Regarding Mondfeld and the Revell Golden Hind - I don't have Mr. Mondfeld's book in front of me (it's in the workshop, which is in the back yard, and it's pouring down rain at the moment), so it would be improper for me to offer any really specific comments. I did, however, dig up a review of the book, by the late Dana McCalip, in the Nautical Research Journal. (Dana was a friend of mine; he knew what he was talking about.) He gives the publication date of the book as 1985. (That's the English-language edition; the original German one may have appeared a little earlier, but not much.) The Revell Golden Hind kit was originally issued, according to Dr. Graham's book, in 1965. I think we can rule out the possibility that Mr. Mondfeld's book had anything to do with the origin of the kit. (I suppose it's conceivable that things worked the other way around: that Mr. Mondfeld based his drawing on the Revell kit. But I doubt it. He seems to have had little if any interest in plastic models.)
Revell seems to have been rather secretive, for some reason, about the historical sources on which that kit is based. In another Forum thread another member, Papillon, matched it with a set of plans in a book published by a German author, Rolf Hoeckel, in a book entitled Risse von Kriegschiffe des 17th Jh, which apparently was originally published sometime in the 1940s. I got hold of a copy of that book; the plans in it do indeed match the Revell kit quite closely. I remain uncertain whether Mr. Hoeckel drew them himself, or based them on some other source. (A couple of British authors, Clive Millward and Stanley Rodgers, published plans of Elizabethan ships at about the same time; I haven't compared their plans and Mr. Hoeckel's closely. Nor can I say for certain how, if at all, those plans relate to the ones in the Mondfeld book.)
What's most important, I think, is that the plans - whatever their origin - are good. I continue to put the Revell Golden Hind (along with the same company's two versions of the Mayflower) high on my personal list of the best plastic sailing ship kits.
This brings up another general topic: the reliability of the Mondfeld book, which seems to be pretty popular (and recently appeared in a new paperback edition). I'm not really familiar with Mr. Mondfeld's credentials; he seems to know a good deal about ships and ship models. But scarcely any of the illlustrations in that book are original. Dana McCalip's review of it makes the same observation I made the first time I looked at it: most of the drawings are copied out of other secondary sources. Dana comments that "it was quite obvious that Mondfeld had copied or traced the works of these other authors and made slight variations to avoid copyright infringement," and calls it "puzzling...that there are no acknowledgments as to the sources of information in the book or whom the illustrations were based on." He goes on to note that, while the book is useful as a highly generalized introduction to the subject, it is not to be relied upon for information about specific ships.
My opinion of the book is about the same. There aren't a lot of "beginner books" on ship modeling - and few of the ones that are available are much good. (Many of the "beginner book" authors, I fear, never got beyond beginner status themselves.
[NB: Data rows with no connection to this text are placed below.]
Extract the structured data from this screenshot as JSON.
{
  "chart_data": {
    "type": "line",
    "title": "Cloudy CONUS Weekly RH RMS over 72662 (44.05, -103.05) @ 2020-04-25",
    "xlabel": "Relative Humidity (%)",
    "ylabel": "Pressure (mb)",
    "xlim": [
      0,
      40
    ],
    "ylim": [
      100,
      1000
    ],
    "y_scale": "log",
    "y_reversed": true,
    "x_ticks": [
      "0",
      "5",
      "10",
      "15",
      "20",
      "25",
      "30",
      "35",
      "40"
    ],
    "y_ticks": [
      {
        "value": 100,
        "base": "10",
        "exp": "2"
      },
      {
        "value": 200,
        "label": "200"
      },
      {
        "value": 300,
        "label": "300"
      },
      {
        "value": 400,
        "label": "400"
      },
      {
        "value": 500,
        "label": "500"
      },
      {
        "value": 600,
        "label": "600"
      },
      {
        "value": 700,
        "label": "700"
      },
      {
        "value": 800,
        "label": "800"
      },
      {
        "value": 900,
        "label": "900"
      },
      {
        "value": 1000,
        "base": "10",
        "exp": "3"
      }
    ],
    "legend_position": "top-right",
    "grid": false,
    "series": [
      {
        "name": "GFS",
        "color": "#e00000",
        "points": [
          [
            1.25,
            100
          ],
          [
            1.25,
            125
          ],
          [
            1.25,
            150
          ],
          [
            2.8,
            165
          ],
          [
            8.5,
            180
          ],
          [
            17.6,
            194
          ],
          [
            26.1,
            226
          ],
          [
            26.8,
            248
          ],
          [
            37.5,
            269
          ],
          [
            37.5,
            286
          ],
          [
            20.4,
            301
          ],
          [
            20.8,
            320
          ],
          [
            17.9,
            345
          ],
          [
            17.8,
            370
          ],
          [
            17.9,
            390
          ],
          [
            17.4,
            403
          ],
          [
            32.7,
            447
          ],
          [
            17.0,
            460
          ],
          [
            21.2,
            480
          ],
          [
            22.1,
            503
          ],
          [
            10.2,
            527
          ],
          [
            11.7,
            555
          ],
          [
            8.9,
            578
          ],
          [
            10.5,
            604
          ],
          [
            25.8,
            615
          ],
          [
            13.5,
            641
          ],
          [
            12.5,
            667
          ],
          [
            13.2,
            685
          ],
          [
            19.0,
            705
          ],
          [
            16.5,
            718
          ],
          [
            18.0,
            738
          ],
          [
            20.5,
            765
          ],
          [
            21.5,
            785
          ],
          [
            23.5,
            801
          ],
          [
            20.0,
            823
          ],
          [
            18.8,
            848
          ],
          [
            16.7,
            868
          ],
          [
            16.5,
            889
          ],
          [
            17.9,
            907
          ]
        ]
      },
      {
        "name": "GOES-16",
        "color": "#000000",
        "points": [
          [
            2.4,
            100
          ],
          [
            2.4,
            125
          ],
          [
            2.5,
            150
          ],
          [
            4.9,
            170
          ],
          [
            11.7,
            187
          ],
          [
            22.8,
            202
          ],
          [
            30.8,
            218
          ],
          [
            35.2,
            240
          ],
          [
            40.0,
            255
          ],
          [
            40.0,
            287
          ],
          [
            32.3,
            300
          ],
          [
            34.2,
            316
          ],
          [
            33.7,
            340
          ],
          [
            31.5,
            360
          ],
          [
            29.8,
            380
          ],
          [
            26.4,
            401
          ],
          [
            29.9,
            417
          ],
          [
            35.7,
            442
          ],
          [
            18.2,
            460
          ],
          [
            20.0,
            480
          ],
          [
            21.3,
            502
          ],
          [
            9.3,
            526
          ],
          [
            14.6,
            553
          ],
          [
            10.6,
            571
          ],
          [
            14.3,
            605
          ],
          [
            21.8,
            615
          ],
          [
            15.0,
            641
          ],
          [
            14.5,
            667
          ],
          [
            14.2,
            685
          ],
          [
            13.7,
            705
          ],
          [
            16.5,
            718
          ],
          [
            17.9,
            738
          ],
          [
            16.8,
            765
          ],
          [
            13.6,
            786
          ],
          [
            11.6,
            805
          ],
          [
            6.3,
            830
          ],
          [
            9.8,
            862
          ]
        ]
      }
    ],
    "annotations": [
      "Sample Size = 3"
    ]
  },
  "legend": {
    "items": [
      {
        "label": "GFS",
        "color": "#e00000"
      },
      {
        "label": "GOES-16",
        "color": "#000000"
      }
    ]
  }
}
And veteran ship modelers tend to write books and articles that show off advanced techniques, which beginners are likely to find either confusing or discouraging.) When people ask me to recommend books for newcomers to the hobby, Mr. Mondfeld's book is always high on the list I give them. (Others include George Campbell's Neophyte Shipmodeler's Jackstay and Ben Lankford's How To Build First-Rate Ship Models From Kits.) Dana McCalip says that the errors and omissions from Mr. Mondfeld's book are "a shame, because what could have been an outstanding compendium on the subject can only be considered average. I would still heartily recommend this book to any serious minded beginner as a book to use as a foundation on which to build a more comprehensive liberary." I agree.